Overview

Novack Burnbaum Crystal represents healthcare clients in all aspects of M&A, Corporate, Finance, Private Equity, and Real Estate, and acts as general or special counsel to many of those clients. The firm structures, negotiates, documents, and assists in all facets of healthcare transactions, from simple to the most complex. These transactions have involved a wide variety of regulated and unregulated healthcare companies; joint ventures; for-profit and not-for-profit healthcare entities and affiliations; management service and purchasing organizations; long-term care, assisted living, and LTACH facilities; clinics; ambulance companies; various ancillary services, including mobile diagnostic X-ray and ultrasound; home health agencies; and hospice companies. We are adept at coordinating due diligence reviews of target acquisitions and liaising with regulatory counsel to identify and quantify acquisition risks.

 

To ensure continuity and reliability, we direct the activities of and work closely with other attorneys skilled in a variety of disciplines, including tax, ERISA, labor and employment, antitrust, reimbursement, Medicare and Medicaid fraud and abuse, and licensure. NBC represents healthcare clients in the acquisition, sale, development, leasing, and financing of improved and unimproved healthcare-related properties. We also counsel our clients with respect to healthcare financing of every nature, including senior-secured, HUD-insured, subordinated, mezzanine, and asset-based-credit facilities, and also provide guidance to lenders and investors concerning the healthcare landscape.

Recent Matters

  • Represented Life Choice Hospice, one of the nation’s largest hospice companies, in its:

    • roll-up with Trident Healthcare in a transaction valued at approximately $800 million.
    • purchase of the 11-state SolAmor Hospice spin-off in conjunction with the acquisition of Sun Healthcare by Genesis Healthcare.
    • acquisitions of sizeable hospice companies in Pennsylvania, Massachusetts, and New Jersey.
    • initial private equity raise, all subsequent secondary raises, and a GE $65 million credit facility.
  • Has acted as outside general counsel to Life Choice Hospice in connection with a variety of matters, including general corporate counseling and compliance, employment, and regulatory issues:

    • roll-up of the hospice holding company equity interest of the Trident Compassus Hospice in combination.
  • Represents National Home Care Holdings, LLC (Millenium Home Health) in its:

    • purchase of the stock of Recovery Home Health in one of the larger recent home health transactions in Florida.
    • acquisitions of other home health agencies in Pennsylvania and Delaware.
    • initial private equity raise.
    • current ABL financing facility.
  • Represents Prestige-Madison-Northpoint Healthcare in its:

    • purchase of the Medilodge 15 skilled nursing facilities in Michigan in a REIT-financed transaction.
    • purchase of operations of 33 healthcare facilities in Michigan and Ohio acquired from Extendicare.
    • acquisition of real estate and operations of various skilled nursing portfolio properties in both REIT and non-REIT transactions in Pennsylvania, Massachusetts, North Carolina, Michigan, Kentucky, Wisconsin, Ohio, Indiana, and Tennessee.
    • formation and documentation of Gencare, a group purchasing organization.
    • financing of a rehabilitation services company.
  • Acts as outside general counsel to Madison-Prestige in connection with a variety of matters, including general corporate counseling and compliance, employment, and regulatory issues.
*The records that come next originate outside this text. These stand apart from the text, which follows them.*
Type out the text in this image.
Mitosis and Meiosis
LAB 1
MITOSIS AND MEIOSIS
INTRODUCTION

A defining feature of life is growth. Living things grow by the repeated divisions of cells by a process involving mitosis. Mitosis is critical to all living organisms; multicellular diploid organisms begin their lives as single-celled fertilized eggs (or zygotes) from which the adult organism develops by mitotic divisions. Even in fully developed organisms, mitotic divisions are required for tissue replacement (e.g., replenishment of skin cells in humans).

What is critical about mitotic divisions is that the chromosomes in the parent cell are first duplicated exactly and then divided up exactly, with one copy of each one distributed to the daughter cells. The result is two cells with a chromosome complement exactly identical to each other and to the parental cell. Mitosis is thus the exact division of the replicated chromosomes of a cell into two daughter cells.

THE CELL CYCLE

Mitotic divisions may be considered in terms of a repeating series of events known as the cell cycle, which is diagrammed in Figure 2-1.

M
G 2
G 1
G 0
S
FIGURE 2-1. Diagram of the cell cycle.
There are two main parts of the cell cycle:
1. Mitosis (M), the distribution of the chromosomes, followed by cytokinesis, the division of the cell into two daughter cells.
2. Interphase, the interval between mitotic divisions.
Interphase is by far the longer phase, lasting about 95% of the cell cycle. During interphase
  • Represents Absolut Facilities and affiliates, a provider of skilled nursing services in a portfolio of homes in New York State, with respect to various acquisitions in New York and other states.

  • Acts as outside general counsel to Absolut in connection with a variety of matters, including general corporate counseling and compliance, employment, and regulatory issues.

  • Represented the private equity investment group purchaser of Mobilex USA from the Integrated Health Services, Inc. bankruptcy proceeding. Once acquired, represented Mobilex USA in its:

    • purchase of various ancillary service providers, including diagnostic and portable X-rays, ultrasound, and labs.
    • reorganization and sale to private equity groups Audax and Frazier Healthcare in a transaction valued at $150 million.
  • Represents various owners of long-term healthcare and assisted living facilities in New York, New Jersey, Pennsylvania, Florida, Massachusetts, Kentucky, Indiana, Ohio, Michigan, Nevada, Texas, Nebraska and Washington D.C. handling acquisitions, divestitures, and various real estate and asset-based financings, including REIT and HUD-insured financings.

  • Served as Northeast counsel to a national healthcare REIT in connection with a multistate, cross-collateralized lending facility to the owner-operator of long-term care facilities.

  • Represented a New York City-based bank in connection with various asset-based lending facilities to New York State long-term care facility operators.